Bancroft then presented Cooper with a Kentucky Distinguished Service Medal in recognition of his exceptional leadership.
Cooper was drawn to military service early in life, joining the Civil Air Patrol as a volunteer youth cadet at the age of 12. He formalized that relationship after completing a bachelor’s degree in health sciences from the University of Kentucky, joining the Kentucky Army National Guard as a second lieutenant in 1992. He spent the next three years serving as a physician assistant for the 35th Infantry Division, 103rd Forward Support Battalion. In 1995, Cooper transferred to the Air Force Reserve, where he worked as a physician assistant and, later, chief of clinical services for the 445th Aerospace Medicine Squadron at Wright-Patterson Air Force Base, Ohio. Prior to joining the Kentucky Air National Guard in 2014, Cooper also spent a year as an individual mobilization augmentee for the physician assistant consultant to the Air Force surgeon general.

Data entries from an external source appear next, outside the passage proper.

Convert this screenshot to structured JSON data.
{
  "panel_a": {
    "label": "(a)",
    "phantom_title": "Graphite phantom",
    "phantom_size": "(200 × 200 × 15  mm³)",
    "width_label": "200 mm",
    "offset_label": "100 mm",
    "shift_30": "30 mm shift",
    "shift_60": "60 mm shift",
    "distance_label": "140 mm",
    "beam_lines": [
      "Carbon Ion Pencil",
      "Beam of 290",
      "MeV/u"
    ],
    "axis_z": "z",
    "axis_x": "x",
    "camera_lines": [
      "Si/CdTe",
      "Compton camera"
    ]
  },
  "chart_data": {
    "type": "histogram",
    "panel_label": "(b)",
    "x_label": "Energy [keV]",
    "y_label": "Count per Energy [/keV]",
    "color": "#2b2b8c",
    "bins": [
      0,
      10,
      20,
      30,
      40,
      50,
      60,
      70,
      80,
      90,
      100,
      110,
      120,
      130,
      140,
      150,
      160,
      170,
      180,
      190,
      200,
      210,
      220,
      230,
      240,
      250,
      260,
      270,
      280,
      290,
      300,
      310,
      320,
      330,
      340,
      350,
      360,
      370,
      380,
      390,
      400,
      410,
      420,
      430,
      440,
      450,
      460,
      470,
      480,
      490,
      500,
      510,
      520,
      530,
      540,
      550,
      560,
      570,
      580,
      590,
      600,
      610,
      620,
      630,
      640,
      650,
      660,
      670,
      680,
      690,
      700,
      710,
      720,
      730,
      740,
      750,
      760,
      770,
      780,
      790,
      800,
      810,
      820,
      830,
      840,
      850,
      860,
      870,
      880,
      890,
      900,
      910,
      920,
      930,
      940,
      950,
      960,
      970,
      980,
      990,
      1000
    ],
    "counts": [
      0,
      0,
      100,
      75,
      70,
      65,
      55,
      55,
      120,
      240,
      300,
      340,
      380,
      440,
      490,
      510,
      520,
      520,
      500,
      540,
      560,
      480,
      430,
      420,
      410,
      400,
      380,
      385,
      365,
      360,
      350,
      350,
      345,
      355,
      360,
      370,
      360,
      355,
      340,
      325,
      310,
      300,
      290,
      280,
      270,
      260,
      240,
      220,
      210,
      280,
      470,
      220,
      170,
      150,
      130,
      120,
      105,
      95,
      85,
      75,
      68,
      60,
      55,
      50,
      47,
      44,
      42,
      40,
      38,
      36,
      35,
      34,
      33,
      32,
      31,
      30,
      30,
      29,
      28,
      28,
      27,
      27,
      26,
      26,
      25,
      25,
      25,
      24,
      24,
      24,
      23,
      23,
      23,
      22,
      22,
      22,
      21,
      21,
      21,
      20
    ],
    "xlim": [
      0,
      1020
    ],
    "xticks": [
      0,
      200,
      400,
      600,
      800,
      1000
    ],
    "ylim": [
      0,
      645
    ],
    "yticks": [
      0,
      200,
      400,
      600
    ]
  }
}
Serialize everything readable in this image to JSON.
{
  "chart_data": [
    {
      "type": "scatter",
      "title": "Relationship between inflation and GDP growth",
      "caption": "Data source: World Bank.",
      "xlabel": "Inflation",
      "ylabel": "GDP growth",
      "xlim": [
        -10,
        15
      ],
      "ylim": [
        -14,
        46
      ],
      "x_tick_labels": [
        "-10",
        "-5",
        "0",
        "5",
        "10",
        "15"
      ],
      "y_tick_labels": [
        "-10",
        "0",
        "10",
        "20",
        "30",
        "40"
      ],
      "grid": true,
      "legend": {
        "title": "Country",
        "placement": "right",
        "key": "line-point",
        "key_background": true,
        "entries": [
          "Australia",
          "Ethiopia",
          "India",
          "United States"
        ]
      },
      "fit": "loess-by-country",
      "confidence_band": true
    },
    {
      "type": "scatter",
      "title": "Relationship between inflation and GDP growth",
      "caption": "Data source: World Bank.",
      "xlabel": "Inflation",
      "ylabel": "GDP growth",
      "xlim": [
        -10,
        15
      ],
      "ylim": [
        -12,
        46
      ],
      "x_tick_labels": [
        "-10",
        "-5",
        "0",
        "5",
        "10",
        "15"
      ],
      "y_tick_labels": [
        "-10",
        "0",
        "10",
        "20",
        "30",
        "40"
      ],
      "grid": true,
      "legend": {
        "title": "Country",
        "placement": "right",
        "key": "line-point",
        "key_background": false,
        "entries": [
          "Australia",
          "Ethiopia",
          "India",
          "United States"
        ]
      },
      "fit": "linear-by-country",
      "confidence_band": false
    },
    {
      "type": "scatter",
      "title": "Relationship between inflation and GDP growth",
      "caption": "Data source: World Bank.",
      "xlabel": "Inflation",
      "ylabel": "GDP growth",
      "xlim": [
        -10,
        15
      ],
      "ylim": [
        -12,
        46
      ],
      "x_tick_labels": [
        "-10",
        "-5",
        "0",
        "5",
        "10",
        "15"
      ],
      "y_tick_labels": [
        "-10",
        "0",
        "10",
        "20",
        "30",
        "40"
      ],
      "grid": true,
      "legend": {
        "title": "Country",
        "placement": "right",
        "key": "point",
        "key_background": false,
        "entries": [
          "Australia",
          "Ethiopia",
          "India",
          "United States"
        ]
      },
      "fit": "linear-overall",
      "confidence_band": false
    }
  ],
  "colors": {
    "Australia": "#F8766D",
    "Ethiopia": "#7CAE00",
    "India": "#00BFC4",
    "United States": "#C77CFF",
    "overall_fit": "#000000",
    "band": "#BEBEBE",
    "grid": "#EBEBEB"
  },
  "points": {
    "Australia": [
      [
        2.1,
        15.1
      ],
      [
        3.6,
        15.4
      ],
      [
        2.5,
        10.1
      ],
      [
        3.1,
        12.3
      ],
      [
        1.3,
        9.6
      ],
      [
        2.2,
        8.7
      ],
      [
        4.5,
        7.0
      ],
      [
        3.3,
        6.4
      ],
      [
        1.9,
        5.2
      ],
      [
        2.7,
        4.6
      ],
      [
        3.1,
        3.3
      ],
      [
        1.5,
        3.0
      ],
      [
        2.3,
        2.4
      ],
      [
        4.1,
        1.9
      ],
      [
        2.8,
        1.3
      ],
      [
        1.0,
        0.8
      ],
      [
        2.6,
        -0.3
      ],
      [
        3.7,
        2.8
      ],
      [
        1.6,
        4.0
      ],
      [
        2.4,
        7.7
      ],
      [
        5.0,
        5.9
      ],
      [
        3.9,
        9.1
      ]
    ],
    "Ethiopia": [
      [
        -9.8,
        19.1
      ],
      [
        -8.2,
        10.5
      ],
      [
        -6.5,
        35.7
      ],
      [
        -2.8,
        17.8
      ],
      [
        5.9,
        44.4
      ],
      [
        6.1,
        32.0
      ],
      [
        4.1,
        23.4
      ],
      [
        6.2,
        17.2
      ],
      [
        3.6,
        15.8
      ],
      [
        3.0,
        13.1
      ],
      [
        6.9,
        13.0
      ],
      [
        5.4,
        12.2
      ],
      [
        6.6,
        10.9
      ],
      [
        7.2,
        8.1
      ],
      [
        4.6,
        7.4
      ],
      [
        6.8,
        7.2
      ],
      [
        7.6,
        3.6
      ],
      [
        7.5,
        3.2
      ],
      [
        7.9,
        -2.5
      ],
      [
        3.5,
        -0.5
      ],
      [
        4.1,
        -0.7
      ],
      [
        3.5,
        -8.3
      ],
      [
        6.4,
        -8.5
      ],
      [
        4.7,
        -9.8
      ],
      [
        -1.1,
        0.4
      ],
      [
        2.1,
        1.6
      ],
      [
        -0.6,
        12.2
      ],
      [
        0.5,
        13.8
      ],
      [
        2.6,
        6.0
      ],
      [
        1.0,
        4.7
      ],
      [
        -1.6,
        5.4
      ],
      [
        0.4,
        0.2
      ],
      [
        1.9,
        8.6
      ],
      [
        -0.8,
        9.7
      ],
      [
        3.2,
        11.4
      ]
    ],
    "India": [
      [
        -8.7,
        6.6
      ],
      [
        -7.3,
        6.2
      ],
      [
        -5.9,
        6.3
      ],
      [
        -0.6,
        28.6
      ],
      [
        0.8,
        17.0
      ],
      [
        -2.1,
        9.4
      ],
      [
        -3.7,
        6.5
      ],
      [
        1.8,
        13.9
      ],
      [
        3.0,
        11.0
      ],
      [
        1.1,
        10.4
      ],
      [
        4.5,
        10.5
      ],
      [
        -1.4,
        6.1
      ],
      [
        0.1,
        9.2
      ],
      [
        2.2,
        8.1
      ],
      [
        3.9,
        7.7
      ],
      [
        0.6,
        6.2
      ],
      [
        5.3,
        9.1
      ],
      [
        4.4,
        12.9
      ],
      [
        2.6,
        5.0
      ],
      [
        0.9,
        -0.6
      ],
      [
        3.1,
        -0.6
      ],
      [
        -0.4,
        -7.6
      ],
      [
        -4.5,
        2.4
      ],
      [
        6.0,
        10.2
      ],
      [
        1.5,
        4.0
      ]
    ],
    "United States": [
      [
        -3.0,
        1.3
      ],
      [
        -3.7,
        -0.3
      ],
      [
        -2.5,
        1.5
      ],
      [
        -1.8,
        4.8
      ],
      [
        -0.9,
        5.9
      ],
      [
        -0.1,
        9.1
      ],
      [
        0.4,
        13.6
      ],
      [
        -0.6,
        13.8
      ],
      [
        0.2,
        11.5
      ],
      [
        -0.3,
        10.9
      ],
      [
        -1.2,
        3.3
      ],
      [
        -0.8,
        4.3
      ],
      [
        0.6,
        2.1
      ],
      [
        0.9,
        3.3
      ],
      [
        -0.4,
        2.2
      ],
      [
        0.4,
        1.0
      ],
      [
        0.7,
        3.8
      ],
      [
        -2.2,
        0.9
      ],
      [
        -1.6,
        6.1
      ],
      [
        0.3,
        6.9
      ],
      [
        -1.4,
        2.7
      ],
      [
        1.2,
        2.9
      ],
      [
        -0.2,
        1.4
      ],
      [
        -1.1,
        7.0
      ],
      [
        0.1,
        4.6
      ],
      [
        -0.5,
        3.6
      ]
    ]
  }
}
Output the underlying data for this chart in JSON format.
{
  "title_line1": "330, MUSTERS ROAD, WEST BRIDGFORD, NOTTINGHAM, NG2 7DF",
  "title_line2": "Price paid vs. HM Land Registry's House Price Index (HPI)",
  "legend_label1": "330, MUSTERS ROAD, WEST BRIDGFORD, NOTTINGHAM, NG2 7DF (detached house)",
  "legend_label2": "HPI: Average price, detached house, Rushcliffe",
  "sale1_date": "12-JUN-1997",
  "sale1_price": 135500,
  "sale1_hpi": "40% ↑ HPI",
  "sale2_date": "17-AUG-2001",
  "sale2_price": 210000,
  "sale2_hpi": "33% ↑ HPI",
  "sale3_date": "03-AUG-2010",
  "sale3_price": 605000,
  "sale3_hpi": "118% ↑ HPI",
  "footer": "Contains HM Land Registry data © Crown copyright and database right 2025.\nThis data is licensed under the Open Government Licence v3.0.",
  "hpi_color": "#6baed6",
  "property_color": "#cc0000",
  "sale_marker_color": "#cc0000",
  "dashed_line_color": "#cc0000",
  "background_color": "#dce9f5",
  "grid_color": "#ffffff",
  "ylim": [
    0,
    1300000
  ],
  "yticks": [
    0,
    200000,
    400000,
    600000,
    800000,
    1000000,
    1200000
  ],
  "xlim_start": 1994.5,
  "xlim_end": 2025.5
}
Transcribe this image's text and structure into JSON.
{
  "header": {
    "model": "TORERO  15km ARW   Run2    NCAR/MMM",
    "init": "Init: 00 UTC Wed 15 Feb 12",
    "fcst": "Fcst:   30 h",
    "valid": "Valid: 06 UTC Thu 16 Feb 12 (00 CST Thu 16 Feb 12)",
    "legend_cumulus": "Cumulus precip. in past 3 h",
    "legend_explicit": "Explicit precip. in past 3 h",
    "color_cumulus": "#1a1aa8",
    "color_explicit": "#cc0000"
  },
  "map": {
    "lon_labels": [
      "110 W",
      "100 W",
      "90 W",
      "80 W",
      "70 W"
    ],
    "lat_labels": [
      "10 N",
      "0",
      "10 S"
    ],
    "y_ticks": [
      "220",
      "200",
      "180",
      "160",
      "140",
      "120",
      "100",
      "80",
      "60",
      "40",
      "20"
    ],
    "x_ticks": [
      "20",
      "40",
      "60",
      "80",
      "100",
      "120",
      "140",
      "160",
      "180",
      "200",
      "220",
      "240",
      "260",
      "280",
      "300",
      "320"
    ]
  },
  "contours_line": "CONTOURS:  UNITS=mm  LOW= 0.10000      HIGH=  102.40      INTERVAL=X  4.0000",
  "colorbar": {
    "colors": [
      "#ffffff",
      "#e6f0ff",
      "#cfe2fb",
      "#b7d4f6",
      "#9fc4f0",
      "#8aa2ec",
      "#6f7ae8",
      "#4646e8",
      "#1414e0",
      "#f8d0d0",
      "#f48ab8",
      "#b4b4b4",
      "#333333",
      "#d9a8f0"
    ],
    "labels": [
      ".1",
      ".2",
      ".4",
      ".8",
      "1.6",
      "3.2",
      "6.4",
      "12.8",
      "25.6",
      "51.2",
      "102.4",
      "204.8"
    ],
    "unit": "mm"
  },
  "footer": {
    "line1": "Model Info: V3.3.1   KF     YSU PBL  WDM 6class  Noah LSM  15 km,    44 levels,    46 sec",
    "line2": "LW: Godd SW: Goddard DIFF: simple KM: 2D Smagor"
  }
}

As commander of the 123rd Medical Group, Cooper led more than 100 personnel charged with providing medical support to 1,200 Airmen here. The unit also provides combat support to Air Force units worldwide, as well as homeland defense and disaster-response capabilities.
The Kentucky native thanked his friends, family and colleagues for their support over the decades. He also used the occasion to speak about some of the more significant experiences in his career, including a deployment during Operation Iraqi Freedom to the 332nd Air Force Theater Hospital at Camp Anaconda, Iraq.
“The base took so much rocket fire in those days, it was actually known as Mortarville,” the physician assistant recalled.
“During the Battle of Falluja, we were inundated with causalities. And so seven days a week, around the clock, I learned trauma care. Pretty quickly, my khaki-colored desert boots became stained with the blood of Marines and Soldiers and, yeah, the enemy’s too. I couldn’t tell the difference. The blood was all red. To this day, I remember the names of those Soldiers — especially the ones we couldn’t save.
“Those four months, more than any other, defined my career and left an imprint on me forever. I hope that I did some good in a very terrible situation.”
Cooper, who retired from civilian practice as physician assistant at the University of Kentucky in 2020, also spoke of immense pride in his troops here.
“You have made me so proud for our many, many accomplishments,” he told his Airmen. “Through your efforts and your dedication over the last eight years, we have achieved greatness. And yet we still have a margin of greatness beyond — there's so much more that you can — and will — do.
“Throughout my whole life, I've done things that had a sense of calling to them, whether it was taking care of patients or joining the military. But with all of those things, I reached some point when I felt that the calling was complete — my job was done.
“And such is the situation here. I certainly did feel called to do this. This is who I was. This was my purpose. I was called to be your commander. And that calling is now complete. I hope I've served you well.”